More than 97% of the infections seen by Kaspersky Lab and 66% of those seen by BitSight used the older software.
WannaCry started spreading in mid-May and, so far, has infected more than 200,000 computers around the world.
In the UK, some hospitals had to turn away patients as the worm shut down computer systems.
Many suggested that the reason UK hospitals suffered was because many of them still relied on programmes that required Windows XP – a version of Microsoft’s OS that debuted in 2001.
But infections of XP by WannaCry were “insignificant” said Costin Raiu from Kaspersky Lab.
Windows 7 was first released in 2009 and the most widely infected version was the x64 edition, which is widely used in large organisations, showed figures from Kasperksy.

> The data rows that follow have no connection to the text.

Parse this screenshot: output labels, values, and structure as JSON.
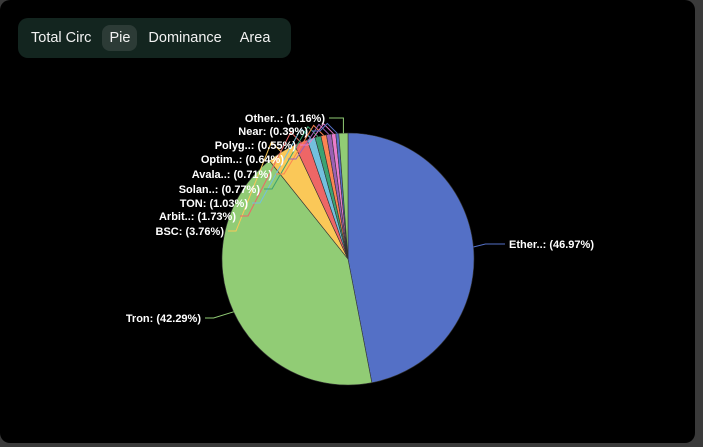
{
  "tabs": [
    {
      "label": "Total Circ",
      "active": false
    },
    {
      "label": "Pie",
      "active": true
    },
    {
      "label": "Dominance",
      "active": false
    },
    {
      "label": "Area",
      "active": false
    }
  ],
  "chart_data": {
    "type": "pie",
    "slices": [
      {
        "label": "Ether..: (46.97%)",
        "value": 46.97,
        "color": "#5470c6"
      },
      {
        "label": "Tron: (42.29%)",
        "value": 42.29,
        "color": "#91cc75"
      },
      {
        "label": "BSC: (3.76%)",
        "value": 3.76,
        "color": "#fac858"
      },
      {
        "label": "Arbit..: (1.73%)",
        "value": 1.73,
        "color": "#ee6666"
      },
      {
        "label": "TON: (1.03%)",
        "value": 1.03,
        "color": "#73c0de"
      },
      {
        "label": "Solan..: (0.77%)",
        "value": 0.77,
        "color": "#3ba272"
      },
      {
        "label": "Avala..: (0.71%)",
        "value": 0.71,
        "color": "#fc8452"
      },
      {
        "label": "Optim..: (0.64%)",
        "value": 0.64,
        "color": "#9a60b4"
      },
      {
        "label": "Polyg..: (0.55%)",
        "value": 0.55,
        "color": "#ea7ccc"
      },
      {
        "label": "Near: (0.39%)",
        "value": 0.39,
        "color": "#5470c6"
      },
      {
        "label": "Other..: (1.16%)",
        "value": 1.16,
        "color": "#91cc75"
      }
    ]
  }
}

Many organisations seem to have been caught out because they failed to apply a patch, issued by Microsoft in March. that blocked the vulnerability which WannaCry exploited.
Spanish telecoms firm Telefonica, French carmaker Renault, German rail firm Deutsche Bahn, logistics firm Fedex, Russia’s interior ministry and 61 NHS organisations were all caught out by WannaCry.
After encrypting files, the WannaCry worm demanded a payment of £230 ($300) in bitcoins before they were unfrozen. So far, a reported 296 payments totalling $99,448 (£76,555) have been made to the bitcoin wallets tied to the ransomware.